Wife Klem and I enjoy our weekly routine of Friday Night Movie Night. Put the kids to bed, pour a glass of beer or hooch, a bowl of snacks and watch a film. We recently watched Seeking a Friend For the End of the World (2012) starring Steve Carrell. A fun movie about the world coming to an end by means of a huge asteroid on a collision course with earth. Got us thinking, what would we do?

So you have two weeks notice about THE asteroid. It is irrefutably going to crush us. What do we do? For me, it comes down to three stages of action: immediate, preparation, then the waiting.


[Stage 1] Immediate:
Immediately upon hearing the asteroid news, I would go to the bank and max out our ATM cards. Cash, I figure, could be crucial because some merchants may refuse credit cards under these circumstances where humanity would be gone by the time the bill came due. Next stop, the grocery store because I don’t know if this supply line (i.e., food) would be available all the way up until the asteroid collision. Wouldn’t want to come to an unsightly end due to neglect while the asteroid is still en route. And besides, if it can be arranged, you might as well enjoy some degree of comfort in these final days plying oneself with grub. Final major acquisition stop would be Walmart to stock up on a few additional key ingredients. A quick summation:

·       Bank - max out ATM cards
·       Fuel for cars - would be crummy if we had someplace to go, or family to see, but no fuel
·       Grocery store - grub (preferably stuff that can be eaten right out of the can or with little preparation just in case the electricity or gas were not available), water, fruit, meats (hot dogs and lunch meat – these things will last two weeks)
·       Walmart - batteries, walkie-talkies (would want ability to remain in contact with my people), flashlights, solar battery chargers (in case electricity and batteries become unavailable)
·       Propane tank refill (a few final barbecue outtings)

Drop off supplies at home then go back out for a second round amidst the rising chaos. Endure it now while there’s still a chance to acquire necessities . . . or bonus items such as frozen turkeys, pies, and video games.


[Stage 2] Preparation:
Once the immediate action is accomplished to the best of our abilities it’d be time to make a checklist and assess what other preparation is needed to make the final two weeks safe, secure, and enjoyable.

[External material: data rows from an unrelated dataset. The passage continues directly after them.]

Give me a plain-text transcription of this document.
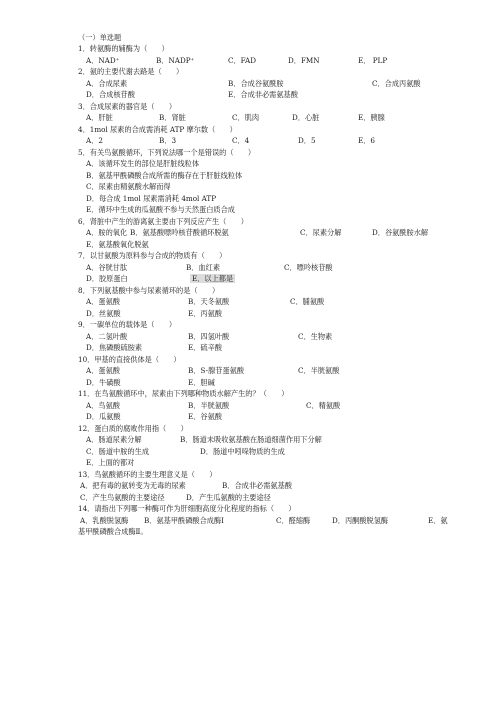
（一）单选题
1．转氨酶的辅酶为（　　）
A．NAD⁺	B．NADP⁺	C．FAD	D．FMN	E． PLP
2．氨的主要代谢去路是（　　）
A．合成尿素	B．合成谷氨酰胺	C．合成丙氨酸
D．合成核苷酸	E．合成非必需氨基酸
3．合成尿素的器官是（　　）
A．肝脏	B．肾脏	C．肌肉	D．心脏	E．胰腺
4．1mol 尿素的合成需消耗 ATP 摩尔数（　　）
A．2	B．3	C．4	D．5	E．6
5．有关鸟氨酸循环，下列说法哪一个是错误的（　　）
A．该循环发生的部位是肝脏线粒体
B．氨基甲酰磷酸合成所需的酶存在于肝脏线粒体
C．尿素由精氨酸水解而得
D．每合成 1mol 尿素需消耗 4mol ATP
E．循环中生成的瓜氨酸不参与天然蛋白质合成
6．肾脏中产生的游离氨主要由下列反应产生（　　）
A．胺的氧化 B．氨基酸嘌呤核苷酸循环脱氨	C．尿素分解	D．谷氨酰胺水解
E．氨基酸氧化脱氨
7．以甘氨酸为原料参与合成的物质有（　　）
A．谷胱甘肽	B．血红素	C．嘌呤核苷酸
D．胶原蛋白	E．以上都是
8．下列氨基酸中参与尿素循环的是（　　）
A．蛋氨酸	B．天冬氨酸	C．脯氨酸
D．丝氨酸	E．丙氨酸
9．一碳单位的载体是（　　）
A．二氢叶酸	B．四氢叶酸	C．生物素
D．焦磷酸硫胺素	E．硫辛酸
10．甲基的直接供体是（　　）
A．蛋氨酸	B．S-腺苷蛋氨酸	C．半胱氨酸
D．牛磺酸	E．胆碱
11．在鸟氨酸循环中，尿素由下列哪种物质水解产生的？（　　）
A．鸟氨酸	B．半胱氨酸	C．精氨酸
D．瓜氨酸	E．谷氨酸
12．蛋白质的腐败作用指（　　）
A．肠道尿素分解	B．肠道未吸收氨基酸在肠道细菌作用下分解
C．肠道中胺的生成	D．肠道中吲哚物质的生成
E．上面的都对
13．鸟氨酸循环的主要生理意义是（　　）
A．把有毒的氨转变为无毒的尿素	B．合成非必需氨基酸
C．产生鸟氨酸的主要途径	D．产生瓜氨酸的主要途径
14．请指出下列哪一种酶可作为肝细胞高度分化程度的指标（　　）
A．乳酸脱氢酶 B．氨基甲酰磷酸合成酶Ⅰ	C．醛缩酶	D．丙酮酸脱氢酶	E．氨
基甲酰磷酸合成酶Ⅱ。
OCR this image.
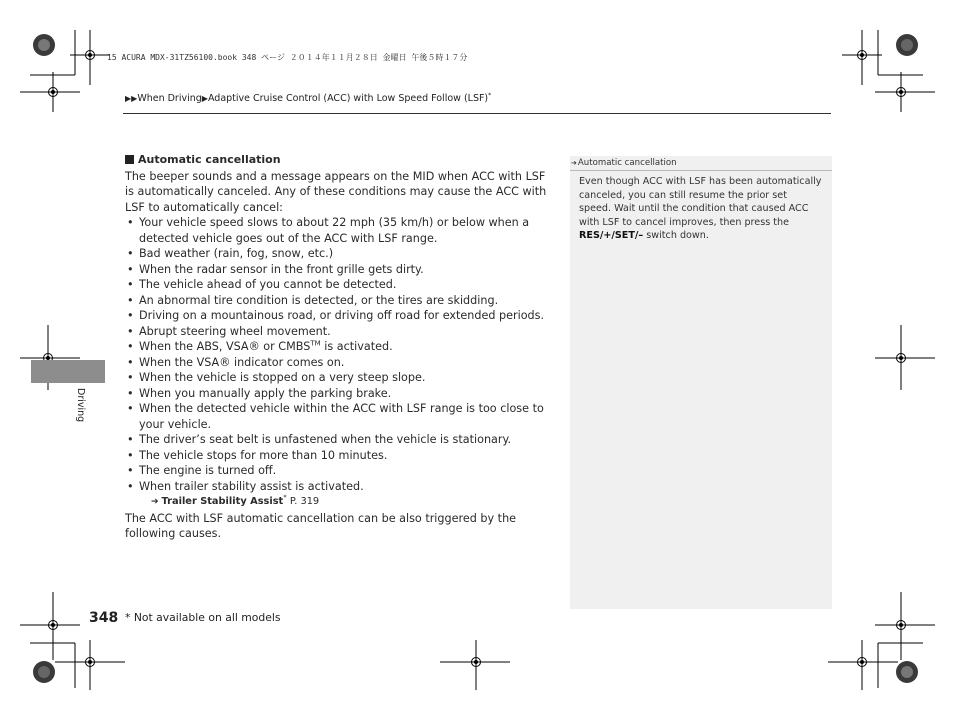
15 ACURA MDX-31TZ56100.book 348 ページ ２０１４年１１月２８日 金曜日 午後５時１７分
▶▶When Driving▶Adaptive Cruise Control (ACC) with Low Speed Follow (LSF)*
Automatic cancellation
The beeper sounds and a message appears on the MID when ACC with LSF is automatically canceled. Any of these conditions may cause the ACC with LSF to automatically cancel:
• Your vehicle speed slows to about 22 mph (35 km/h) or below when a detected vehicle goes out of the ACC with LSF range.
• Bad weather (rain, fog, snow, etc.)
• When the radar sensor in the front grille gets dirty.
• The vehicle ahead of you cannot be detected.
• An abnormal tire condition is detected, or the tires are skidding.
• Driving on a mountainous road, or driving off road for extended periods.
• Abrupt steering wheel movement.
• When the ABS, VSA® or CMBS™ is activated.
• When the VSA® indicator comes on.
• When the vehicle is stopped on a very steep slope.
• When you manually apply the parking brake.
• When the detected vehicle within the ACC with LSF range is too close to your vehicle.
• The driver’s seat belt is unfastened when the vehicle is stationary.
• The vehicle stops for more than 10 minutes.
• The engine is turned off.
• When trailer stability assist is activated.
➔ Trailer Stability Assist* P. 319
The ACC with LSF automatic cancellation can be also triggered by the following causes.
➔Automatic cancellation
Even though ACC with LSF has been automatically canceled, you can still resume the prior set speed. Wait until the condition that caused ACC with LSF to cancel improves, then press the RES/+/SET/– switch down.
Driving
348 * Not available on all models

·       Fill a few tubs full of water. You don’t know how long water would be available, so this would be our emergency supply.
·       Water purification kit – get one from Walmart or a Sporting Goods shop?
·       Rechargeable batteries in use throughout the house – charge them full while electricity remains available.


[Stage 3] The Waiting:
What to do with oneself once safety and preparation are accomplished? First, a few things that I would NOT do, possibly ever again. Yard maintenance – mowing or watering of the lawn, raking leaves, honing the sprinkler system to maximum efficiency, and trim bushes. I wouldn’t pay any bills (or at least make only the minimum payment - you know, what if the asteroid misses us, wouldn’t want to have to contend with an overdue penalty), and I wouldn’t go to work. I wouldn’t quit, I’d just put in for two week’s vacation. Again, no need to quit, what if the asteroid misses and I need to return to gainful employment?

The bulk of the final two weeks, once stage I and stage II are secured, would be spent as if it were Thanksgiving. Big meals with family and friends (see turkeys above – turkey reference is to the food, not family members and friends). I’d intend to close this thing out by socially gorging on people I know and love. Phone calls and e-mails to those folks I couldn’t reach, provided these lines of communication remain operable. Reminisce on past joys.

Also, with things coming to an end, no need to save good food, beers, or assorted spirits for special occasions. After all, we’d be in a situation where there would likely be no more occasions at all. This is it! Candy bars, ice cream, hot chocolate, beef jerkey, and ‘sugar’ cereals. It’s time to zero it all out. Empty the cupboards of the good stuff right down the gullet.


Please let me know what I missed. Would be nice to know in advance so that I may update the checklists.